The Scholars Program awards $50,000 college scholarships to high school seniors based on academic performance, leadership qualities, community service and financial need. The average senior class at Salem Senior High School is 80 to 100. Eleven seniors in the class of 2023 have been named Forman Scholars—a meaningful percentage of the graduating class. Over the years, Forman Scholars have attended a wide range of schools—from Rowan University to the College of New Jersey to Rutgers and many more—and pursued an equally wide range of studies.
A key characteristic of the Scholars Program is semi-annual on-campus visits with students by the Foundation’s scholarship director, while also guiding them to networking and mentoring opportunities. That personal level of involvement threads through a range of additional programs: The Youth Board is open to students in grades 8 through 12 who collaborate to prepare for college and think about career readiness. Through Scholars Speak upper class students and recent graduates share experiences and perspectives with younger students.
The Foundation also makes grants to organizations similarly focused on Salem’s youth.
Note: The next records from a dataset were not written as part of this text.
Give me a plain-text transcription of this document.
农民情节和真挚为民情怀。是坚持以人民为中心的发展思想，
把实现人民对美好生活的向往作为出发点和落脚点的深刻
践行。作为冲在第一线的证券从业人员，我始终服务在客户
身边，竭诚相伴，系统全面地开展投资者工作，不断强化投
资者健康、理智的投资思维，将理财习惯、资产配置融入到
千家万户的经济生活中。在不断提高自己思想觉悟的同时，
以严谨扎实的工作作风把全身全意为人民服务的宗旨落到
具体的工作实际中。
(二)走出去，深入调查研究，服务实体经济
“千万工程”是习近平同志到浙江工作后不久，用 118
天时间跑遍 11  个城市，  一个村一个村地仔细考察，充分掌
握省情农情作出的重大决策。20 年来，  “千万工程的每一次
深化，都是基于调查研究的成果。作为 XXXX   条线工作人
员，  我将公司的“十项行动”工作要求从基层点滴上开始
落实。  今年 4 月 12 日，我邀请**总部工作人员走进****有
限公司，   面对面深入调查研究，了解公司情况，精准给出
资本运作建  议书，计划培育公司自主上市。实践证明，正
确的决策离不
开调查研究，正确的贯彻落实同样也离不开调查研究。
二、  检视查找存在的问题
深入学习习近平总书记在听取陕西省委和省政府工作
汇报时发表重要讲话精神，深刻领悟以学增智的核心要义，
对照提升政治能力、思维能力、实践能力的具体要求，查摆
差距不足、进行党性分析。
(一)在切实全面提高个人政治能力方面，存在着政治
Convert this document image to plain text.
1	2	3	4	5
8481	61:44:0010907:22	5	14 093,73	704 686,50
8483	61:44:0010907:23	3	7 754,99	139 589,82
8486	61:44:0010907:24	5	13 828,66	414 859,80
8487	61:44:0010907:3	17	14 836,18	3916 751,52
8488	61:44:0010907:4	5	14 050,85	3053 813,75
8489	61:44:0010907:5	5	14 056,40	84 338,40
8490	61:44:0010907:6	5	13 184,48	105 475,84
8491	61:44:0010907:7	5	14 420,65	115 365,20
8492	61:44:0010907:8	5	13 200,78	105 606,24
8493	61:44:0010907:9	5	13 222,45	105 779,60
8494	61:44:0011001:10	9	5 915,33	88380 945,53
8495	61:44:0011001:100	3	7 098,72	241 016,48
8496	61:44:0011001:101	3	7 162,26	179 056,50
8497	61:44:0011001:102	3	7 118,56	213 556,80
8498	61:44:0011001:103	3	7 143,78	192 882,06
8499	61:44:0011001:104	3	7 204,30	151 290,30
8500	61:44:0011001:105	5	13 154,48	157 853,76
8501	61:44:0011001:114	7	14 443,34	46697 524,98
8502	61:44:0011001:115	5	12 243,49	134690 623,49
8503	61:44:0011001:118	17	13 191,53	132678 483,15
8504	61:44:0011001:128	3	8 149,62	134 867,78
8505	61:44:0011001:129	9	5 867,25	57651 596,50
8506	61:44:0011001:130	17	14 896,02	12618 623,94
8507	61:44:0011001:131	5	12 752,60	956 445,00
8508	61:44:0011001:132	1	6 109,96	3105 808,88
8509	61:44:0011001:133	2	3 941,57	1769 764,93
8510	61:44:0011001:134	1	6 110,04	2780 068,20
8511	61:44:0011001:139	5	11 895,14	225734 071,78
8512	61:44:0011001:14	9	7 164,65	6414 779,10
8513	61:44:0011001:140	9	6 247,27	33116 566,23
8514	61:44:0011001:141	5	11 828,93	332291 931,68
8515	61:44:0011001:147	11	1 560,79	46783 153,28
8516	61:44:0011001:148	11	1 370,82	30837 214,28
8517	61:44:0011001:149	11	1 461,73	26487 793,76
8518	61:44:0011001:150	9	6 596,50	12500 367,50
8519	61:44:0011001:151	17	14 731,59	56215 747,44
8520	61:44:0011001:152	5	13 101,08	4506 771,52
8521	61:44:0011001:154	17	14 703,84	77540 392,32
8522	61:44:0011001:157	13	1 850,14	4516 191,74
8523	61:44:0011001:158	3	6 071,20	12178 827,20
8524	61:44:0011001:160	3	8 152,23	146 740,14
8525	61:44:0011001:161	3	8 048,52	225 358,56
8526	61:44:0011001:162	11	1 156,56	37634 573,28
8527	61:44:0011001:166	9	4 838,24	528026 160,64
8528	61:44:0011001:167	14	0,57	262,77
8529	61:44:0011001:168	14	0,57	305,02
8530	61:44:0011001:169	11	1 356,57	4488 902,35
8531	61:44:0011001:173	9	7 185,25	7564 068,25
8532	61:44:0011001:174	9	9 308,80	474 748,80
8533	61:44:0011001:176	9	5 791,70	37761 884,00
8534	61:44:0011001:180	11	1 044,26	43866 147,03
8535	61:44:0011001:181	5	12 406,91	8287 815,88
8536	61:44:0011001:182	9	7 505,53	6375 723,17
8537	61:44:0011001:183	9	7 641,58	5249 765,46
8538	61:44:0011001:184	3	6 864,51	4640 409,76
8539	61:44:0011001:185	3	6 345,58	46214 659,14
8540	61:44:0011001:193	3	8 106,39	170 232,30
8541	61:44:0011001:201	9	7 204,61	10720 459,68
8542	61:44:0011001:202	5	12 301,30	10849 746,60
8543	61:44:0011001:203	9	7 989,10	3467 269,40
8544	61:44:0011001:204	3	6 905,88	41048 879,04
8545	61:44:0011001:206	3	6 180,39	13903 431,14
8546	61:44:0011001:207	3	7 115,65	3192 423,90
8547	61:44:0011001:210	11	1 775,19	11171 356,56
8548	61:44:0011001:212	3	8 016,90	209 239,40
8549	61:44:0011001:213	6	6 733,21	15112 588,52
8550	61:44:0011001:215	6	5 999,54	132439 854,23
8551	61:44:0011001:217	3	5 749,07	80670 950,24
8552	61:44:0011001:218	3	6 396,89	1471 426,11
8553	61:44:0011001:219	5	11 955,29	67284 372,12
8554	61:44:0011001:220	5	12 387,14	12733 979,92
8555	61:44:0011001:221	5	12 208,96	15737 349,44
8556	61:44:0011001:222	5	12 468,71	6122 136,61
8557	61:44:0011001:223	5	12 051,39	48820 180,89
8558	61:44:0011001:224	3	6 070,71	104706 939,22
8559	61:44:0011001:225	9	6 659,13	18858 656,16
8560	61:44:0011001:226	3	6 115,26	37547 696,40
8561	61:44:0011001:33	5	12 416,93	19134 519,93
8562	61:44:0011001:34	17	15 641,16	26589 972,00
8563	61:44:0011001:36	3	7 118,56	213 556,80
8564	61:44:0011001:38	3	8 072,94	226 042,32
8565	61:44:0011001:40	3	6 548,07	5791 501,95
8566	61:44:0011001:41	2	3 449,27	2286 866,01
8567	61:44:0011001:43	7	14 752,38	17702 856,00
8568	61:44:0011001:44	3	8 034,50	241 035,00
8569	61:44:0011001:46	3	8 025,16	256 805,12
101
Grant recipients include the STEAM Academy, a three-week residential experience on the Rowan University campus; One Village Alliance, which offers day and summer programs for 6- to 13-year-olds to study world cultures; and Salem Community College’s CAP/Dual Credit program giving high school students the opportunity to earn college credits at no cost to them.
“Despite his many remarkable accomplishments in life, Forman Acton was a very humble man,” observes Kortney Swanson Davis, Esq., the Foundation’s Chief Operating Officer. “He had no desire to be known or recognized and lived a very modest life here in Salem.”
Forman Acton, despite his humble nature, just might allow himself a sense of pride for all the Foundation that bears his name has achieved as it approaches its first decade of service to Salem’s youth.